The direction of Wholesale prices is uncertain, with a number of events potentially either reducing Gas supplies or increasing demand. We would advise discussing your options for contracts ending early 2025 or at least monitoring the position closely.
On the 6th of January, the Electricity Year Ahead Wholesale cost was £89.38/MWh, up from £85.25/MWh in last month’s report and 12% more than 2024. Although an increase, there has been a small reduction as it peaked at £93/MWh earlier in the month.
Electricity costs have followed Gas due to our reliance on it as a flexible and reliable form of generation. The pressure on Gas prices remains with the reduction of Russian supplies into Europe. Factors influencing costs will be, the amount of Gas required for heating across Europe, the number of LNG shipments and the level of EU Gas Storage, which is significantly lower than the last two years.

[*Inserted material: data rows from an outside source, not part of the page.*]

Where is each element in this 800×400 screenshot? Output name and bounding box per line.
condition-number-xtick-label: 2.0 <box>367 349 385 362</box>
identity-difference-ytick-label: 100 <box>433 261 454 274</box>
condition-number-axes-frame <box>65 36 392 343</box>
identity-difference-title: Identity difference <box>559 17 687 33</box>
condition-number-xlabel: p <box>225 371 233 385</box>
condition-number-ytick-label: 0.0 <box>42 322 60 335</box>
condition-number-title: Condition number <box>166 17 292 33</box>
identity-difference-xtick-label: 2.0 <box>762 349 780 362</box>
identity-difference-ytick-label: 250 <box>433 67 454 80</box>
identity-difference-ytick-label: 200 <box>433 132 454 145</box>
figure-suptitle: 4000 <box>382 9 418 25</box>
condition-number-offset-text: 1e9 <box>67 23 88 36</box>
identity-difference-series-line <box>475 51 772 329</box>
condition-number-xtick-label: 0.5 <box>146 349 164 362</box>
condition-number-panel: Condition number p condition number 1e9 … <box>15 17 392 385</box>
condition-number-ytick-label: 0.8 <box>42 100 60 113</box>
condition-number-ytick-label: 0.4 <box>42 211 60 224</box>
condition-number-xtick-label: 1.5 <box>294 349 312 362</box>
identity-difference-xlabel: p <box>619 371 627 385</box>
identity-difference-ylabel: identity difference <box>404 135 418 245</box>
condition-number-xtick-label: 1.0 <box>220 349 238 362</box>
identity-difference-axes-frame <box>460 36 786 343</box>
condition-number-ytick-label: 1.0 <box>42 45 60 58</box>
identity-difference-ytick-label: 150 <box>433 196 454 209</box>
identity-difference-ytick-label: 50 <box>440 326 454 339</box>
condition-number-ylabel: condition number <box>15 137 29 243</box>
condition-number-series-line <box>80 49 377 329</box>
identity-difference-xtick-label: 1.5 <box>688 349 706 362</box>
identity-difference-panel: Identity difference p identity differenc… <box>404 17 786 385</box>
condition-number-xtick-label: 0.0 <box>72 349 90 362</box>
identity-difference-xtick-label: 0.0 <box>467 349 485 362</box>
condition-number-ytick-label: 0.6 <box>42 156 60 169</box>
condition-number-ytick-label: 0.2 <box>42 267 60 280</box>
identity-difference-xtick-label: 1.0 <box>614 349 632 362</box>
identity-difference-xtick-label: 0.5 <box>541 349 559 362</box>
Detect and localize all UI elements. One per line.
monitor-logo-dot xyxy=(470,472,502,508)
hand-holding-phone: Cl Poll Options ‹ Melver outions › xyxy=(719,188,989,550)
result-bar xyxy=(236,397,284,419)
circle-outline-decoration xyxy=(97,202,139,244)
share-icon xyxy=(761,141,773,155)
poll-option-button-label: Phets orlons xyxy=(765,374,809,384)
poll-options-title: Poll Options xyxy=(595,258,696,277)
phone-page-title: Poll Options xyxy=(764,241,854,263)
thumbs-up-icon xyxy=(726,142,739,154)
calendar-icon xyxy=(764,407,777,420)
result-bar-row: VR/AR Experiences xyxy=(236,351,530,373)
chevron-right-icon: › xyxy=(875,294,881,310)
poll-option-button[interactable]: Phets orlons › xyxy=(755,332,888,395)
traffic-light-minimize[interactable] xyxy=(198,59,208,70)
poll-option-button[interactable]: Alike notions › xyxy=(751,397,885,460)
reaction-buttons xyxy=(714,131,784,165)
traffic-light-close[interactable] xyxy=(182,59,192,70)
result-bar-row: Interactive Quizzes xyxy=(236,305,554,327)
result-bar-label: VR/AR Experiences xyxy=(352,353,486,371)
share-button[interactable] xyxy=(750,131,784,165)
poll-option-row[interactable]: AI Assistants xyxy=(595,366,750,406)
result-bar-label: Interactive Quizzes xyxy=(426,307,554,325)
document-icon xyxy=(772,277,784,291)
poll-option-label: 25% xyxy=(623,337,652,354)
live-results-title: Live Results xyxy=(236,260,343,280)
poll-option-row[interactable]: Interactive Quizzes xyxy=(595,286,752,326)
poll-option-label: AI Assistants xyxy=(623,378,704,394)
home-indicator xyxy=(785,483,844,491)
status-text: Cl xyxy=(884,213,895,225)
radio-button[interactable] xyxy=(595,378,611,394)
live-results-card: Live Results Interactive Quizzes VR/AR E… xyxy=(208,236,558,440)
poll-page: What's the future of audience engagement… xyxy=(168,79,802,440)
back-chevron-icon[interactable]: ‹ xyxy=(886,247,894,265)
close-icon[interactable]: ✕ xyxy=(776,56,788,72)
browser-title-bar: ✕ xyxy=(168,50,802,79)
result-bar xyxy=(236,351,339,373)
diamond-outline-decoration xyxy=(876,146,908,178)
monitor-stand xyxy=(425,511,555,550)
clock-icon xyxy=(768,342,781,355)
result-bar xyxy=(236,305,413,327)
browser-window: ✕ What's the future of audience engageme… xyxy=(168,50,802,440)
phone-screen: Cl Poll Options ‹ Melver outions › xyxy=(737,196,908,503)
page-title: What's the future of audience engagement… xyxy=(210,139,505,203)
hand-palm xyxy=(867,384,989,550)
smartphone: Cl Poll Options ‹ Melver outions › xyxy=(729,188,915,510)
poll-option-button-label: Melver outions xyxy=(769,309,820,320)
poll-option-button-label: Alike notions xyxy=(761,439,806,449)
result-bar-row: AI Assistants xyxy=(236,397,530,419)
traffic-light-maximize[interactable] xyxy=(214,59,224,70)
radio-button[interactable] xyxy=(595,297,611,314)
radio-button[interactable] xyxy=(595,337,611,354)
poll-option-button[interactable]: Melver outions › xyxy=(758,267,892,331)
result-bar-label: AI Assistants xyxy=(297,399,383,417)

The contribution of Gas for generation fell to 31% of supplies in December from 40% in November and have fallen further to 26% over the last week. Electricity imports from Europe remain high at 14% and Wind 33%. With the closure of our Coal fuelled generation in 2024, imports will be an important tool in balancing the network, as will tools such as the new look Demand Flexibility Service.
The direction of Wholesale prices is uncertain, with pressure potentially from increased Gas costs or with markets being so sensitive, from any unplanned Electricity generation outages. We would advise discussing your options for contracts ending early 2025 or at least monitoring the position closely.